- Views & Opinions
A larger-than-life portrait of Pope Emeritus Benedict XVI, created using some 17,000 multi-colored condoms, sounds suspiciously like a gimmick.
But in the hands of Niki Johnson, a Shorewood artist of growing reputation, the piece that she titled “Eggs Benedict” is a commanding and thought-provoking work of serious art, according to critics. Johnson’s combination of concept and skill has generated attention worldwide. Media from the United States to the United Kingdom, from London to Ghana have written about the piece.
On April 14, CNN aired a feature about Johnson and the work, which is on display at the Portrait Society Gallery, 207 E. Buffalo St., Milwaukee. A portion of the proceeds from the sale will be donated to AIDS groups.
Philanthropist Joseph Pabst has bid $20,000 for the piece, which is encased in Plexiglass and displayed in a gold frame with an attached base. The piece measures 83 x 60 x 12 inches overall.
Johnson says the piece was conceived in response to statements Benedict made during a 2009 papal trip to Africa. The pontiff warned believers on the continent, where HIV/AIDS has wreaked the most devastation, that the use of prophylactics contributes to spreading the disease rather than preventing it.
“I thought he was being irresponsible to public health,” Johnson says.
A 35-year-old instructor at the Milwaukee Institute of Art and Design with a master’s degree in fine arts from UW-Madison, Johnson says “Eggs Benedict” is part of a long artistic tradition of “staging intervention.”
“I think the reason it went viral is because … it’s engaging a subject matter that many people think needs to be talked about,” she says.
Johnson says emphatically that it’s not her role as an artist to explain the work, but rather to let others react to it however it moves them. “The piece needs to function on its own,” she says. “I didn’t make it to make a giant platform. My job is to instigate dialogue taking this conversation forward.”
In addition to falling within the artistic tradition of stimulating debate, “Eggs Benedict” also fits within Johnson’s personal artistic tradition. She’s often used public figures as subject matter in ironic ways, and she’s created numerous works using parallel techniques.
For instance, Johnson created a series of needlepoint works depicting women’s breasts. The process of creation involved juxtaposing a medium associated with traditional femininity and subject matter considered taboo by traditional women. In a similar spirit, she created a series of cross-stitched portraits of celebrities such as Paris Hilton.
Johnson “painted” Amy Winehouse using plastic shopping bags wrapped around wire. She says the piece was inspired by the public’s fascination with fallen celebrities, and she used the bags to symbolize supermarkets, where most people get the skinny on the rich and famous from tabloids displayed in check-out lines.
For “Eggs Benedict,” Johnson wrapped condoms around a wire grid. There are two sides to the piece – the front presents a surprisingly realistic picture of the former pope “stitched” in latex, while the rear is a stunningly colorful abstract collage of dangling condoms.
Johnson says she was particularly pleased with the “festive” effect of the work. “It demystifies the condom,” she says. “It re-imagines (condoms) as a material for color.”
Portrait Society Gallery owner Deb Brehmer has shown Johnson’s work in the past, including needlepoint images of the wives of presidential candidates. In a press statement announcing the exhibition of “Eggs Benedict,” Brehmer explained that Johnson’s work is representative of her gallery’s mission.

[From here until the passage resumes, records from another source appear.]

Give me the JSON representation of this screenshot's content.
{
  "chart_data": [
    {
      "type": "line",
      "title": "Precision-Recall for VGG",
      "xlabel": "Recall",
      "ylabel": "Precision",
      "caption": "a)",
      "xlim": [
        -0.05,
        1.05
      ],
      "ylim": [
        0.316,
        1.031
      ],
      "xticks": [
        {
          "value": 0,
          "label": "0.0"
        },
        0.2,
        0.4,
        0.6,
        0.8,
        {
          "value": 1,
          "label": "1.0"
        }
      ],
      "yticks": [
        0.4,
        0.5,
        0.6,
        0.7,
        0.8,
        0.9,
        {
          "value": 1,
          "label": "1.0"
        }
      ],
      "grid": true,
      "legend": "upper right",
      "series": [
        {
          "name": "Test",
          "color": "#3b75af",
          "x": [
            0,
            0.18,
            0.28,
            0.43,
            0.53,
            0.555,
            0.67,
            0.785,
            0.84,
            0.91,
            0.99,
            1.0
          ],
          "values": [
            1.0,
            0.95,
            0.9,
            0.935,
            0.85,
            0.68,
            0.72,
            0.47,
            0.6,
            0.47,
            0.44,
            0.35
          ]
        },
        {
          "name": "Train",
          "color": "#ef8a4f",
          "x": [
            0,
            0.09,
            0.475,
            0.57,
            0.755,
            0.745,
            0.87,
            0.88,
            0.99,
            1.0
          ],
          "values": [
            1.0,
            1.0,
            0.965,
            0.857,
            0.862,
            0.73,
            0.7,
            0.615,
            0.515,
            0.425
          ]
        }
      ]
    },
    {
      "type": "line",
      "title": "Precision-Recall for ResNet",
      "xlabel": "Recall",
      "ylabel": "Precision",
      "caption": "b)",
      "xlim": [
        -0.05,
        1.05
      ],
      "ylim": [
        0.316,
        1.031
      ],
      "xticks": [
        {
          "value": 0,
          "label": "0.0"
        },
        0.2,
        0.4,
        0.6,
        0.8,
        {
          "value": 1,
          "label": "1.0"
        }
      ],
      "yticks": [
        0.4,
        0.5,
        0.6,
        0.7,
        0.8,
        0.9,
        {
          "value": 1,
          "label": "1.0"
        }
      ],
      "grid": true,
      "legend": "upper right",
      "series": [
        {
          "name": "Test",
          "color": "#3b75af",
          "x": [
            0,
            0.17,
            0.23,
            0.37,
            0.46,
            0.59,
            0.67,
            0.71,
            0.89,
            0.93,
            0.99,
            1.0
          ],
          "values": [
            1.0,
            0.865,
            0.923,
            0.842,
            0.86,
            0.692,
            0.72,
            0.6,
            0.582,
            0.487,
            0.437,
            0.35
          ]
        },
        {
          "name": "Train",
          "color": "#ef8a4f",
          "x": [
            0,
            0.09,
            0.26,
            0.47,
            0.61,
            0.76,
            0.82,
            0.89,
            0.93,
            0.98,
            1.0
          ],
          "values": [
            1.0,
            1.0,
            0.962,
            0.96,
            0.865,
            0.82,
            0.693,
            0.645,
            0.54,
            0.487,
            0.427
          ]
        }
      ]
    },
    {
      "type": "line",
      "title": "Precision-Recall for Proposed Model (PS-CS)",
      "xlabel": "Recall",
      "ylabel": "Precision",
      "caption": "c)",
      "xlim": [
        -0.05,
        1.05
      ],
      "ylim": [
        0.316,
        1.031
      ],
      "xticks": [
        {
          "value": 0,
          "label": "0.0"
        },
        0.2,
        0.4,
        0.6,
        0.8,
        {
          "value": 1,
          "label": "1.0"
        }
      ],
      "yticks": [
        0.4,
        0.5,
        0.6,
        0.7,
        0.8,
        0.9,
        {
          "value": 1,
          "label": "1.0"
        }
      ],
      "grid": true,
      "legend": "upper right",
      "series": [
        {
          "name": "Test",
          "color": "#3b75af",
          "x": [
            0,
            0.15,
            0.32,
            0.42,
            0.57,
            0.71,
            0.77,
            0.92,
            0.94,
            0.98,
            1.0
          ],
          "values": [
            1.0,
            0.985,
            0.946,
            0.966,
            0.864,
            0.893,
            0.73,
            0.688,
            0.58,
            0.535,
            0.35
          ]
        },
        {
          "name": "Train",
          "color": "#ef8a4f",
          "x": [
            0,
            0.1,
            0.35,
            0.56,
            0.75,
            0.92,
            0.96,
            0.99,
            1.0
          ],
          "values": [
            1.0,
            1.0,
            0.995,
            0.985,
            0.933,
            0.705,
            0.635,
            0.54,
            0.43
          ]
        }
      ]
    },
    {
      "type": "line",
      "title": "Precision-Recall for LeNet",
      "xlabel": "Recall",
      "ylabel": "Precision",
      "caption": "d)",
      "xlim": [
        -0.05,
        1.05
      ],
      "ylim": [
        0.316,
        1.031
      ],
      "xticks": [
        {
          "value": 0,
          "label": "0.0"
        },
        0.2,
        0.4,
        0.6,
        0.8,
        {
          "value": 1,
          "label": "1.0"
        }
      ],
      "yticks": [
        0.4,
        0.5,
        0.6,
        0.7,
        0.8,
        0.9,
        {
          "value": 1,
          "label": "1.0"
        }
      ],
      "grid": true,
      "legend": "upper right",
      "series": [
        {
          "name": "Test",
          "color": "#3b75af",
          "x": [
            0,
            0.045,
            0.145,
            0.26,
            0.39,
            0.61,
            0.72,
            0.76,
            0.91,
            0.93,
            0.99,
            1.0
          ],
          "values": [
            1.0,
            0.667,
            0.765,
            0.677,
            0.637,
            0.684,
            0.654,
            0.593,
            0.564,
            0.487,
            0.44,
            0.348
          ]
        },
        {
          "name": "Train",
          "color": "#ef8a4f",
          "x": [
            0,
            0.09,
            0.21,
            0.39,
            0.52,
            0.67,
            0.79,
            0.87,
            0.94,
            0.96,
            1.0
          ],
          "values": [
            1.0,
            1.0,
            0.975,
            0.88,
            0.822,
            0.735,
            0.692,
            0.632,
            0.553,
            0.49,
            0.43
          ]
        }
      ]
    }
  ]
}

“The gallery was founded five years ago to explore contemporary manifestations of the portrait by applying an expansive definition of what a portrait entails,” Brehmer wrote. “Much of the work presented at Portrait Society is project-oriented and interested in how art engages with the world and, as a form of private and public communication, how it can engender relationships, conversations and new dimensions of ‘community.’”
Brehmer says she expects “Eggs Benedict” to draw criticism from viewers who miss the point – which is that there is no point except the one they bring to it.
“Art tends not to be polemic, it tends to be an open question,” Brehmer says. “That’s a great thing. I’m excited to have it, and if it’s controversial, so be it. I think of the piece as respectful and coming from the right motive in the artist. So bring ’em on.”
Brehmer, who plans to distribute condoms while “Eggs Benedict” is on display, says the piece helps to bring prophylactics “out of hiding.” As a parent of teenagers, she says the work has helped her initiate an important dialogue with her 14-year-old son and 16-year-old daughter about the subject.
(Editor’s note: Debra Brehmer is a Wisconsin Gazette contributor.)
Niki Johnson’s “Eggs Benedict” is on exhibit at Portrait Society Gallery, 207 E. Buffalo St., fifth floor, through May 10. Additional work by Johnson will be included in the gallery’s upcoming show “Sourcebook: Martha Wilson and MKE New Feminist Makers.”